Zmiana, która niczego nie zmieni

- Moim zdaniem definicja interesu społecznego jest kluczowa, ale jej treść będzie zmienna w czasie - zwraca uwagę Jarosław Jakub Witkowski, radca prawny. Ekspert podkreśla, że jeśli dziś rozważać odpowiedzialność któregoś z ministrów, to zapewne sąd oceni, że działanie urzędnika zmierzało do realizacji interesu społecznego. - Trudno jednak oczekiwać, że od września urzędnicy stawać będą przed temidą by zdjąć z siebie odpowiedzialność np. za zakup respiratorów, których nie było, lub niesprawdzonych maseczek (bez certyfikatów CE) - zauważa Witkowski. Dodaje, że te działania będą oceniane w innym czasie i innej rzeczywistości politycznej, co oznacza, że pojęcie interesu społecznego nabierze diametralnie innego znaczenia. Można się wtedy spodziewać, że zakup respiratorów czy maseczek nie będzie uznany za zgodny z interesem społecznym lecz wręcz szkodliwy.

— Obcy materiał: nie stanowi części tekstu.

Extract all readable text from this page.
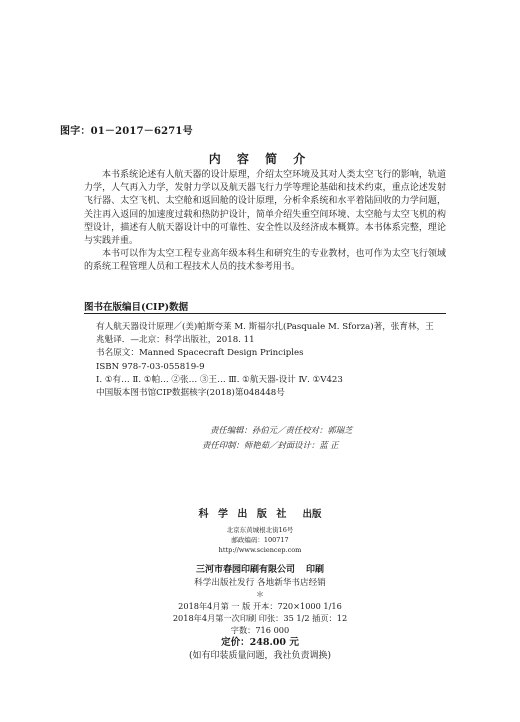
图字：01－2017－6271号
内 容 简 介

本书系统论述有人航天器的设计原理，介绍太空环境及其对人类太空飞行的影响，轨道力学，人气再入力学，发射力学以及航天器飞行力学等理论基础和技术约束，重点论述发射飞行器、太空飞机、太空舱和返回舱的设计原理，分析伞系统和水平着陆回收的力学问题，关注再入返回的加速度过载和热防护设计，简单介绍失重空间环境、太空舱与太空飞机的构型设计，描述有人航天器设计中的可靠性、安全性以及经济成本概算。本书体系完整，理论与实践并重。

本书可以作为太空工程专业高年级本科生和研究生的专业教材，也可作为太空飞行领域的系统工程管理人员和工程技术人员的技术参考用书。

图书在版编目(CIP)数据

有人航天器设计原理／(美)帕斯夸莱 M. 斯福尔扎(Pasquale M. Sforza)著，张育林，王兆魁译．—北京：科学出版社，2018. 11

书名原文：Manned Spacecraft Design Principles

ISBN 978-7-03-055819-9

Ⅰ. ①有… Ⅱ. ①帕… ②张… ③王… Ⅲ. ①航天器-设计 Ⅳ. ①V423

中国版本图书馆CIP数据核字(2018)第048448号

责任编辑：孙伯元／责任校对：郭瑞芝

责任印制：师艳茹／封面设计：蓝 正

科 学 出 版 社 出版
北京东黄城根北街16号
邮政编码：100717
http://www.sciencep.com
三河市春园印刷有限公司 印刷
科学出版社发行 各地新华书店经销
＊
2018年4月第 一 版 开本：720×1000 1/16
2018年4月第一次印刷 印张：35 1/2 插页：12
字数：716 000
定价：248.00 元
(如有印装质量问题，我社负责调换)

- Pozostaje oczywiście prezydent, który może ułaskawić, ale pytanie, kiedy zarzuty zostaną postawione, bo na to jest dużo czasu. Ten przepis będzie raczej martwym przepisem, chyba, że tzw. dobra zmiana porządzi kolejne 20 lat. Myślę, że każdy, kto zrozumie konstrukcję przepisu będzie czuł dyskomfort, podejmując działania poza granicą prawa - podkreśla nasz rozmówca. Dodaje, że zmiana zatem niczego nie zmieni a wyobrażenie o braku odpowiedzialności w czasach COVID-19 może być całkowicie naiwne.

Problem z odpowiedzialnością także u lekarzy

Kwestia odpowiedzialności pozostaje istotna także dla lekarzy. Medycy walczą o to, aby ich odpowiedzialność za leczenie pacjentów z COVID-19 była wyłączona, bo opiera się często na terapiach eksperymentalnych. Wskazują, że wyłącza się odpowiedzialność urzędników za decyzje podejmowane podczas pandemii - np. zakupy w przetargach, a nie chroni się ratujących życie i zdrowie pacjentów. Tym bardziej, że inne kraje wprowadziły zwolnienia dla lekarzy.

Zaproponowany w środę przepis, ani uzasadnienie do nowelizacji, do lekarzy wprost jednak się nie odnoszą.